A private branch is for yourself. It's your scratch paper while working out a problem.

It's safest to keep private branches local. If you do need to push one, maybe to synchronize your work and home computers, tell your teammates that the branch you pushed is private so they don't base work off of it.

You should never merge a private branch directly into a public branch with a vanilla merge. First, clean up your branch with tools like reset, rebase, squash merges, and commit amending.

Treat yourself as a writer and approach each commit as a chapter in a book. Writers don't publish first drafts. Michael Crichton said, "Great books aren't written-- they're rewritten."

If you come from other systems, modifying history feels taboo. You're conditioned that anything committed is written in stone. By that logic we should disable "undo" in our text editors.

Pragmatists care about changes until the changes become noise. For configuration management, we care about big-picture changes. Checkpoint commits are just a cloud-backed undo buffer.

If you treat your public history as pristine, fast-forward merges are not only safe but preferable. They keep revision history linear and easier to follow.

The only remaining argument for --no-ff is "documentation." People may use merge commits to represent the last deployed version of production code. That's an antipattern. Use tags.

Guidelines and Examples

I use three basic approaches depending on the size of my change, how long I've been working on it, and how far the branch has diverged.

Short lived work

The vast majority of the time, my cleanup is just a squash merge.

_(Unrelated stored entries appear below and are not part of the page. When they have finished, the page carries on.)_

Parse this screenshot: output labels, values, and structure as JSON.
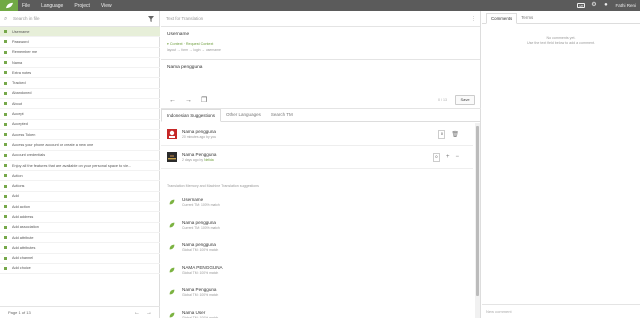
{
  "topbar": {
    "menu": [
      "File",
      "Language",
      "Project",
      "View"
    ],
    "mt_badge": "MT",
    "user": "Fathi Reni"
  },
  "left": {
    "search_placeholder": "Search in file",
    "keys": [
      "Username",
      "Password",
      "Remember me",
      "Nama",
      "Extra notes",
      "Tracked",
      "Abandoned",
      "About",
      "Accept",
      "Accepted",
      "Access Token",
      "Access your phone account or create a new one",
      "Account credentials",
      "Enjoy all the features that are available on your personal space to vie...",
      "Action",
      "Actions",
      "Add",
      "Add action",
      "Add address",
      "Add association",
      "Add attribute",
      "Add attributes",
      "Add channel",
      "Add choice"
    ],
    "selected_index": 0,
    "pagination": "Page 1 of 13"
  },
  "middle": {
    "header": "Text for Translation",
    "source_text": "Username",
    "context_label": "▾ Context · Request Context",
    "breadcrumb": "layout → form → login → username",
    "translation": "Nama pengguna",
    "char_count": "0 / 13",
    "save_label": "Save",
    "tabs": [
      "Indonesian Suggestions",
      "Other Languages",
      "Search TM"
    ],
    "active_tab": 0,
    "suggestions": [
      {
        "text": "Nama pengguna",
        "meta": "20 minutes ago by you",
        "author": "",
        "votes": "0",
        "action": "🗑"
      },
      {
        "text": "Nama Pengguna",
        "meta": "2 days ago by ",
        "author": "Nelida",
        "votes": "0",
        "action": "+"
      }
    ],
    "tm_header": "Translation Memory and Machine Translation suggestions",
    "tm": [
      {
        "text": "Username",
        "meta": "Current TM: 100% match"
      },
      {
        "text": "Nama pengguna",
        "meta": "Current TM: 100% match"
      },
      {
        "text": "Nama pengguna",
        "meta": "Global TM: 100% match"
      },
      {
        "text": "NAMA PENGGUNA",
        "meta": "Global TM: 100% match"
      },
      {
        "text": "Nama Pengguna",
        "meta": "Global TM: 100% match"
      },
      {
        "text": "Nama User",
        "meta": "Global TM: 100% match"
      }
    ]
  },
  "right": {
    "tabs": [
      "Comments",
      "Terms"
    ],
    "active_tab": 0,
    "empty_title": "No comments yet.",
    "empty_hint": "Use the text field below to add a comment.",
    "new_comment_placeholder": "New comment"
  },
  "colors": {
    "topbar": "#5b5b5b",
    "brand_green": "#71a945",
    "selected_row": "#e7efd9"
  }
}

Imagine I create a feature branch and create a series of checkpoint commits over the next hour:

git checkout -b private_feature_branch
touch file1.txt
git add file1.txt
git commit -am "WIP"

When I'm done, instead of a vanilla git merge, I'll run:

git checkout master
git merge --squash private_feature_branch
git commit -v

Then I spend a minute writing a detailed commit message.

Larger work

Sometimes a feature sprawls into a multi-day project, with dozens of small commits.

I decide my change should be broken into smaller changes, so squash is too blunt an instrument. (As a rule of thumb I ask, "Would this be easy to code review?")

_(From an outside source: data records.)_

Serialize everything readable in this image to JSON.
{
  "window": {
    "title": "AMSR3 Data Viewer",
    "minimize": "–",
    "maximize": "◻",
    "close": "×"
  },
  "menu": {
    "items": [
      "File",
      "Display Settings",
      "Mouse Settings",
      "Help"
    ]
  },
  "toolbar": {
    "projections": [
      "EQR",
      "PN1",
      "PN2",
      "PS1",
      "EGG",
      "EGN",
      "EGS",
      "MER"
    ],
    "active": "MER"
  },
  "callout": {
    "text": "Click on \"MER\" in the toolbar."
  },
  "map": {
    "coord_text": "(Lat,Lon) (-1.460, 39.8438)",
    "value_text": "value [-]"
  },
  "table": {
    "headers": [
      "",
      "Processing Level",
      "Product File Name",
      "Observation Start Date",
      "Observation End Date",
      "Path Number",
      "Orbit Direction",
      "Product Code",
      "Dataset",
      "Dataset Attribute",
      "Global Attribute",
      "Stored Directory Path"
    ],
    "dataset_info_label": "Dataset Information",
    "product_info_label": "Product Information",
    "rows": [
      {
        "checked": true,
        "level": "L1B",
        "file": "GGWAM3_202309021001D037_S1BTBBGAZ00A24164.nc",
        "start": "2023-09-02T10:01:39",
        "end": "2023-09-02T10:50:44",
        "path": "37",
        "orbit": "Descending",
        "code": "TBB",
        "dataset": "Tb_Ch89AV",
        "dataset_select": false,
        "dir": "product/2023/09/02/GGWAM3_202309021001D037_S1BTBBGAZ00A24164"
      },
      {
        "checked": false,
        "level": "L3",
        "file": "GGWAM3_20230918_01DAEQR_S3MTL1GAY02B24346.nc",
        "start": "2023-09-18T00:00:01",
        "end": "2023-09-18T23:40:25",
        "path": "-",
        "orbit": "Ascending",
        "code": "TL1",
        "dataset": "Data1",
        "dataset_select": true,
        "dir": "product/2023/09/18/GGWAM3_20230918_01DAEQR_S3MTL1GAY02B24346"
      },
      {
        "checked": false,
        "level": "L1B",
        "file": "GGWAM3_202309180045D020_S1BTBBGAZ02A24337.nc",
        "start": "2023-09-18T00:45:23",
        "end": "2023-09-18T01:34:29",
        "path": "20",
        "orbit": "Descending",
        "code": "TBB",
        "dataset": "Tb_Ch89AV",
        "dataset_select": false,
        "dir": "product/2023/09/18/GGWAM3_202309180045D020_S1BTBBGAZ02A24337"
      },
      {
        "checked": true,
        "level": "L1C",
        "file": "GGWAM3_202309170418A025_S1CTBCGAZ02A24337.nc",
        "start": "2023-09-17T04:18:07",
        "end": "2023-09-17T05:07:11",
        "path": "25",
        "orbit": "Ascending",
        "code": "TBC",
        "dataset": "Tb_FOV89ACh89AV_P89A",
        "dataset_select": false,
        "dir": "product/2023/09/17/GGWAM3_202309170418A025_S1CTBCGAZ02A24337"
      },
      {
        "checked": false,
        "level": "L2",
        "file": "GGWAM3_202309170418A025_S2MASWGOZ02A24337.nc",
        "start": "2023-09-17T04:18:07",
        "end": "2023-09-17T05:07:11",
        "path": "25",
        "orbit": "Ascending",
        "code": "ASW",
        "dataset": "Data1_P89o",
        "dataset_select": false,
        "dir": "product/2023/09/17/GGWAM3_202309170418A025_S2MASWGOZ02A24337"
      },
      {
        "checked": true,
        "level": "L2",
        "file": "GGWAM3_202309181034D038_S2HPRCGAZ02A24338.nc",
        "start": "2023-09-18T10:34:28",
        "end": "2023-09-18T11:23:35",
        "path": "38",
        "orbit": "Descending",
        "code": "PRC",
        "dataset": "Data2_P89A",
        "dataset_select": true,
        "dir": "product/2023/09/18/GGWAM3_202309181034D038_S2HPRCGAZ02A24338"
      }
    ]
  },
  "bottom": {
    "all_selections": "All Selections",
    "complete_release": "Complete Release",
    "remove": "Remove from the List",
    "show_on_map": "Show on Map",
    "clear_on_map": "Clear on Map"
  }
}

If my checkpoint commits followed a logical progression, I can use rebase's Interactive Mode.

Interactive mode is powerful. You can use it to edit an old commits, split them up, reorder them, and in this case squash a few.

On my feature branch:

git rebase --interactive master

It then opens an editor with a list of commits. On each line is the operation to perform, the SHA1 of the commmit, and the current commit message. A legend is provided with a list of possible commands.

By default, each commit uses "pick," which doesn't modify the commit.

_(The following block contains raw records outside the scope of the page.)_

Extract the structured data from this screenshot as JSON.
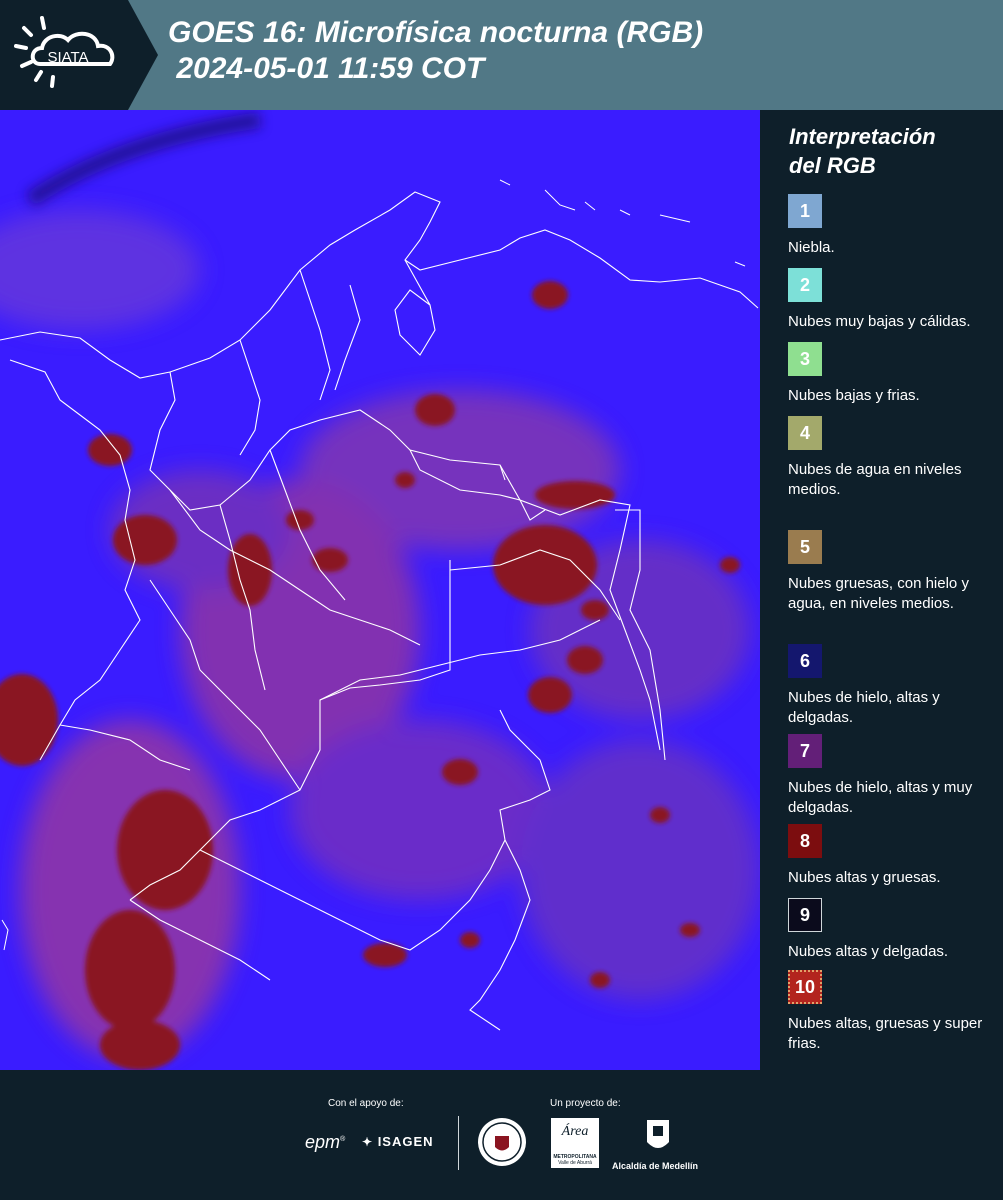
{
  "header": {
    "logo_text": "SIATA",
    "title_line1": "GOES 16: Microfísica nocturna (RGB)",
    "title_line2": " 2024-05-01 11:59 COT"
  },
  "legend": {
    "title": "Interpretación\ndel RGB",
    "items": [
      {
        "num": "1",
        "label": "Niebla.",
        "color": "#7fa7d1"
      },
      {
        "num": "2",
        "label": "Nubes muy bajas y cálidas.",
        "color": "#7de0d8"
      },
      {
        "num": "3",
        "label": "Nubes bajas y frias.",
        "color": "#8fdf90"
      },
      {
        "num": "4",
        "label": "Nubes de agua en niveles medios.",
        "color": "#a3a96b"
      },
      {
        "num": "5",
        "label": "Nubes gruesas, con hielo y agua, en niveles medios.",
        "color": "#9a7c4f"
      },
      {
        "num": "6",
        "label": "Nubes de hielo, altas y delgadas.",
        "color": "#14176e"
      },
      {
        "num": "7",
        "label": "Nubes de hielo, altas y muy delgadas.",
        "color": "#631f78"
      },
      {
        "num": "8",
        "label": "Nubes altas y gruesas.",
        "color": "#7c0d0f"
      },
      {
        "num": "9",
        "label": "Nubes altas y delgadas.",
        "color": "#0b0b1c"
      },
      {
        "num": "10",
        "label": "Nubes altas, gruesas y super frias.",
        "color": "#b3241e"
      }
    ]
  },
  "footer": {
    "support_label": "Con el apoyo de:",
    "project_label": "Un proyecto de:",
    "epm": "epm",
    "isagen": "ISAGEN",
    "area_line1": "Área",
    "area_line2": "METROPOLITANA",
    "area_line3": "Valle de Aburrá",
    "alcaldia": "Alcaldía de Medellín"
  },
  "colors": {
    "header_bg": "#517886",
    "panel_bg": "#0e1f2a",
    "map_blue": "#3a1cff",
    "cloud_red": "#8a1420",
    "cloud_pink": "#b5338a"
  }
}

pick ccd6e62 Work on back button
pick 1c83feb Bug fixes
pick f9d0c33 Start work on toolbar

I change the operation to "squash," which squashes the second commit into the first.

pick ccd6e62 Work on back button
squash 1c83feb Bug fixes
pick f9d0c33 Start work on toolbar

When I save and close, a new editor prompts me for the commit message of the combined commit, and then I'm done.

Declaring Branch Bankruptcy

Maybe my feature branch existed for a very long time, and I had to merge several branches into my feature branch to keep it up to date while I work. History is convoluted. It's easiest to grab the raw diff create a clean branch.

git checkout master
git checkout -b cleaned_up_branch
git merge --squash private_feature_branch
git reset

I now have a working directory full of my changes and none of the baggage from the previous branch. Now I manually add and commit my changes.

If you're fighting Git's defaults, ask why.

Treat public history as immutable, atomic, and easy to follow. Treat private history as disposable and malleable.

The intended workflow is:

Create a private branch off a public branch.
Regularly commit your work to this private branch.
Once your code is perfect, clean up its history.
Merge the cleaned-up branch back into the public branch.